Patchett leads us to a truth that feels like life rather than literature’ Guardian
In the spring of 2020, Lara’s three daughters return to the family’s orchard in Northern Michigan. While picking cherries, they beg their mother to tell them the story of Peter Duke, a famous actor with whom she shared both a stage and a romance years before at a theater company called Tom Lake. As Lara recalls the past, her daughters examine their own lives and relationship with their mother, and are forced to reconsider the world and everything they thought they knew.
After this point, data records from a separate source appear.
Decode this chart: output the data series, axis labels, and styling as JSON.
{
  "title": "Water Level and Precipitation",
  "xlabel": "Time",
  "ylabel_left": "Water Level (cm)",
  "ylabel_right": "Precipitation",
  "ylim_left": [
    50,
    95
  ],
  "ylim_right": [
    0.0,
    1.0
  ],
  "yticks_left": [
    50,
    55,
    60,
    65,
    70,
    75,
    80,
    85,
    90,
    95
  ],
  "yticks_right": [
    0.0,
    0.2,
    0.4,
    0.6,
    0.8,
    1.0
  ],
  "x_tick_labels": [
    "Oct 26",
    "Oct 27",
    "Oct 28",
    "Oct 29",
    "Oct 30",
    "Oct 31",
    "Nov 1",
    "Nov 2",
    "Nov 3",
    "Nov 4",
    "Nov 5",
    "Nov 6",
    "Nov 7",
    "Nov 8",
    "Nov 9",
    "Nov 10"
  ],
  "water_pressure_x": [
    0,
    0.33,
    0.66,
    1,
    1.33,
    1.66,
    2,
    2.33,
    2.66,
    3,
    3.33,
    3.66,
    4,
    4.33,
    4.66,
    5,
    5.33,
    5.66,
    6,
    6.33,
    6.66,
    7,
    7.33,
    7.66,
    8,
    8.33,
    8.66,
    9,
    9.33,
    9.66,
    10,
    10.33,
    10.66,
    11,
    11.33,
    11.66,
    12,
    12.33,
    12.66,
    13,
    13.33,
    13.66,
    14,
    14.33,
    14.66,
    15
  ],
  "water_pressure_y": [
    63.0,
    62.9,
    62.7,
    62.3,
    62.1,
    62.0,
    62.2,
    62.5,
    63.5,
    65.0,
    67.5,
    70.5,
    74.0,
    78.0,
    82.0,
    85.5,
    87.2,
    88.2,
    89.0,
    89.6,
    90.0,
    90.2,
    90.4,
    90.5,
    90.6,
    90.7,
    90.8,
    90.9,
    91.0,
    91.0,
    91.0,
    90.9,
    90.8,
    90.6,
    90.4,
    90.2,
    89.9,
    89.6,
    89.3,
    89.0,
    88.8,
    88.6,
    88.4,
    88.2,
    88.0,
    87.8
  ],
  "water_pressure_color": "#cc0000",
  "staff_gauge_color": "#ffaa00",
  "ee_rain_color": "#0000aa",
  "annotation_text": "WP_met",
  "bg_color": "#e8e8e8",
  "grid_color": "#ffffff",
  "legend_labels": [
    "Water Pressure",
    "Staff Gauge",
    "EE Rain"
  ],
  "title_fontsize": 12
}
Tom Lake is a meditation on youthful love, married love, and the lives parents have led before their children were born. Both hopeful and elegiac, it explores what it means to be happy even when the world is falling apart. As in all of her novels, Ann Patchett combines compelling narrative artistry with piercing insights into family dynamics. The result is a rich and luminous story, told with profound intelligence and emotional subtlety, that demonstrates once again why she is one of the most revered and acclaimed literary talents working today.
About the author:
Ann Patchett is the author of eight novels and three works of non-fiction. Her most recent novel The Dutch House was a New York Times and Sunday Times bestseller, and longlisted for the 2020 Women’s Prize. In 2002 she won the Orange Prize for Fiction with Bel Canto, a prize she has also twice been shortlisted for with The Magician’s Assistant in 1998 and State of Wonder in 2012.
She is also the winner of the PEN/Faulkner Award and was named one of Time magazine’s 100 Most Influential People in the World in 2012. Her work has been translated into more than thirty languages. She is the co-owner of Parnassus Books in Nashville, Tennessee, where she lives with her husband, Karl.